Roger Corman - The Raven (O Corvo)
Roger Corman – The Raven (O Corvo)

Deixando o clima levemente soturno um pouco mais “alegre”, aviso que Roger Corman (produtor, diretor e ator) produzirá refilmagens de seus oito filmes de baixo orçamento baseados em textos do Poe.

Com 86 anos de idade, tendo dirigido 55 filmes e produzido a enorme quantidade de 385, Roger Corman é uma autêntica lenda cinematográfica. Corman é mais conhecido por seu trabalho em filmes B com baixo orçamento, o que o tornou um referencial no estilo e fez com que ganhasse muitos admiradores. Uma das realizações mais notáveis de Corman foi uma série de oito adaptações de história de Edgar Allan Poe que foram lançadas entre 1959 e 1964, a maioria estrelada por Vincent Price.

Revisitando esse período de sua carreira, Corman visa refazer todos os oitos filmes para a nova geração de fãs de terror. Uma atitude que acho nobre e pela qual, considerando que será feita por um fã, coloco as minhas mãos no fogo.

Segundo o The Hollywood Reporter, as refilmagens vão conservar a característica do baixo orçamento. As oito histórias são: O Solar MalditoA Mansão do TerrorObsessão MacabraMuralhas do PavorO CorvoO Castelo Assombrado, A Orgia da Morte e Túmulo Sinistro (os nomes aqui reproduzidos são os dos filmes no Brasil e não, necessariamente, o título dos textos em que foram inspirados).

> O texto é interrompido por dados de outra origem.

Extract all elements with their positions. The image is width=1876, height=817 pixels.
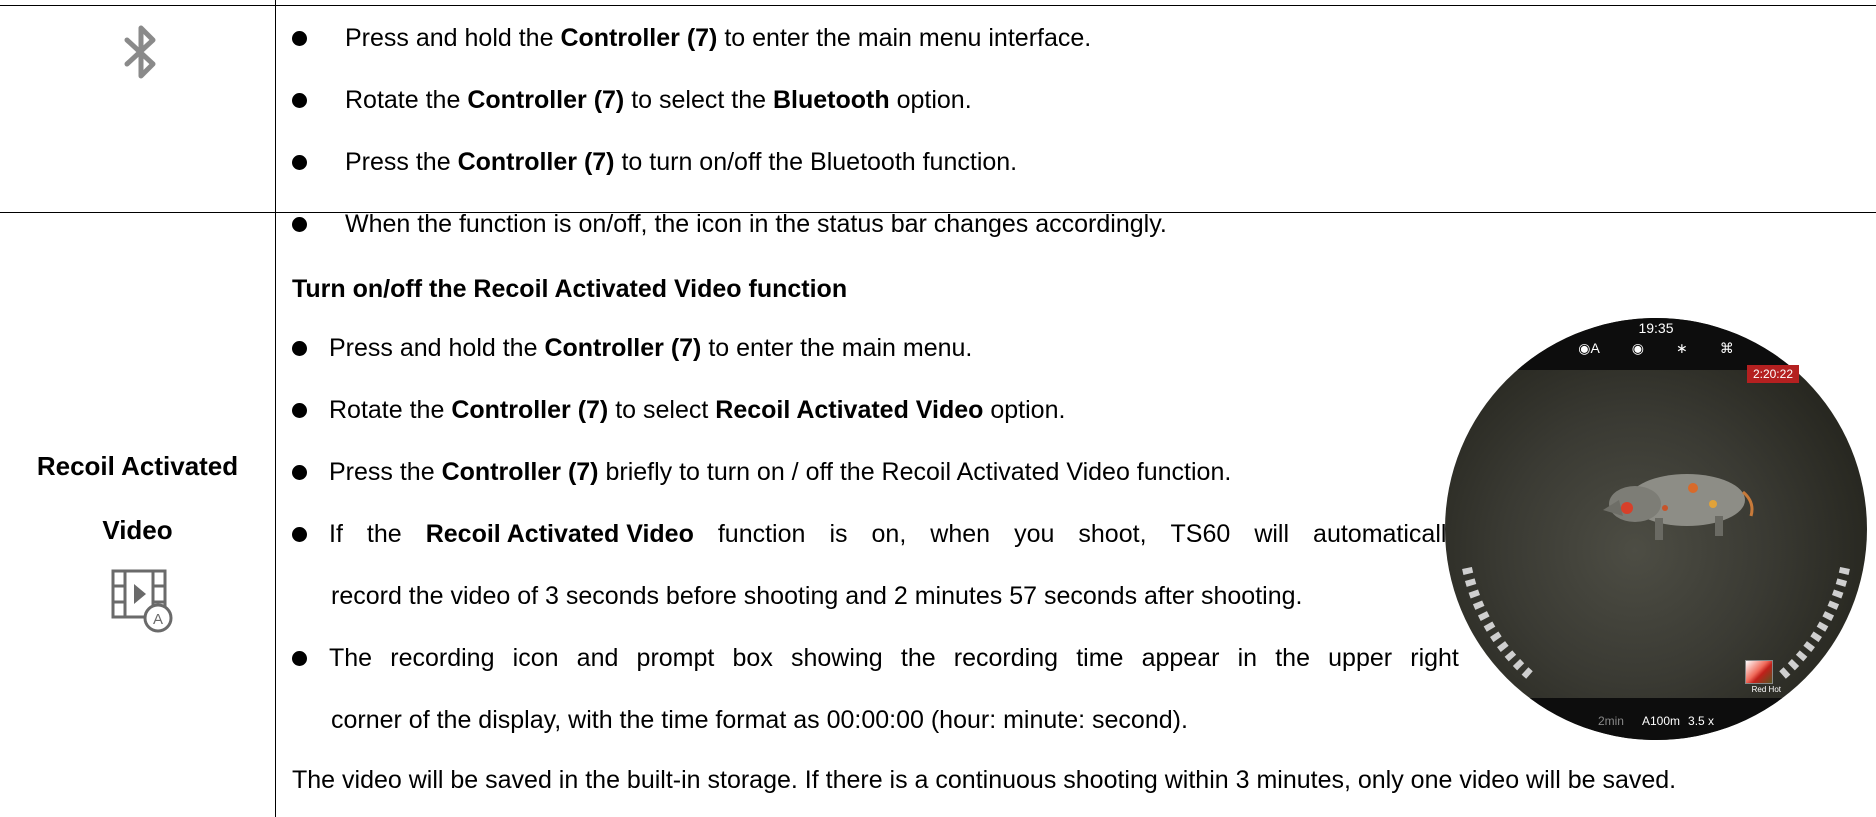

A primeira adaptação, “O Solar Maldito”, tem o início da produção marcado para 2013. Depois disso, serão lançados dois filmes por ano. Os longa-metragens serão produzidos com um orçamento entre 2 e 2,5 milhões de dólares (o que é baixíssimo hoje em dia) e Corman está ansioso para tirar proveito da nova tecnologia que não estava disponível quando ele fez seus filmes originais:

“Agora, seremos capazes de fazê-los em 3D e com um monte de computação gráfica, poderemos fazer coisas que nunca sonhamos em fazer antes. Poe sempre trabalhou com o lado inconsciente da mente, e isto envolve muita fantasia.”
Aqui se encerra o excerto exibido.